Ni yo mismo puedo imaginar cómo Krízek pudo encontrar todo aquello. Tenía una jubilación muy baja, era pobre, pero mucha gente llamaba a la ventana, siempre un poco cubierta de polvo. El mismo era un solitario, pero le daba a todo el mundo, de la misma manera que les damos migajas de pan en el invierno a los pájaros hambrientos.

Lo más curioso era que todo eso sucedía delante mismo de las ventanas de la Gestapo. Una vez se quedó enredado en sus dedos impertinentes, pero tuvo la suerte de poder huir.

A pesar de todo llegó a engordar a dos cerdos que luego regaló en su mayor parte.
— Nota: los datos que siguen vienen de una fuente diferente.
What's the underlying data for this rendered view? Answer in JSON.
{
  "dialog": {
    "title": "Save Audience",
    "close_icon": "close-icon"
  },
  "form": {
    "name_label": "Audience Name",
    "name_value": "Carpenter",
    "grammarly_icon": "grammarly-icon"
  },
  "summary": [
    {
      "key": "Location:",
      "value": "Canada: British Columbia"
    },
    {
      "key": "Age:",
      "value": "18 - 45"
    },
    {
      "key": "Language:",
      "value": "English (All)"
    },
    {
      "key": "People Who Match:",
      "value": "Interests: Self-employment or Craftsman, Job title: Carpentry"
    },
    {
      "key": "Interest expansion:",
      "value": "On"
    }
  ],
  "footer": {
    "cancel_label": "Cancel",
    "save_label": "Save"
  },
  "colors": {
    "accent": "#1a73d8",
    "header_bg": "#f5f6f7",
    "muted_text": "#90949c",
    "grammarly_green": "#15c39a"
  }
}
Tranquilamente, sólo un poco asustado. Los cerdos chillaban bastante. Después, cuando estaba ahumando la carne y el olor era penetrante, no hubo otro remedio que abrir el pozo de la letrina y esparcir su contenido por el desordenado jardincillo.

Un recuerdo enciende la mecha de los demás. Nos reuníamos en Beroun durante toda la guerra. Cuando detuvieron a Hampl, estas reuniones fueron más tristes. Pero la tristeza también refuerza la amistad.

Durante mis viajes a Beroun viví tres aventuras. Para mí, que no había visto la guerra de cerca, estas historias fueron emocionantes e inolvidables.

En principio conocí lo que era un ataque aéreo en profundidad. Por primera vez oí el silbar de las balas literalmente alrededor de los oídos. Esto fue en Dusníky, hoy Rudná. Al acercarse los pilotos el tren se detuvo y todos salimos hacia el bosque. La locomotora estaba totalmente agujereada de balas y por los agujeros salía vapor y agua caliente. El libro infantil que llevaba a Beroun estaba horadado también. Quería guardarlo. Pero lo vio un militar alemán, me lo arrancó y se lo llevó. A Beroun llegamos a pie.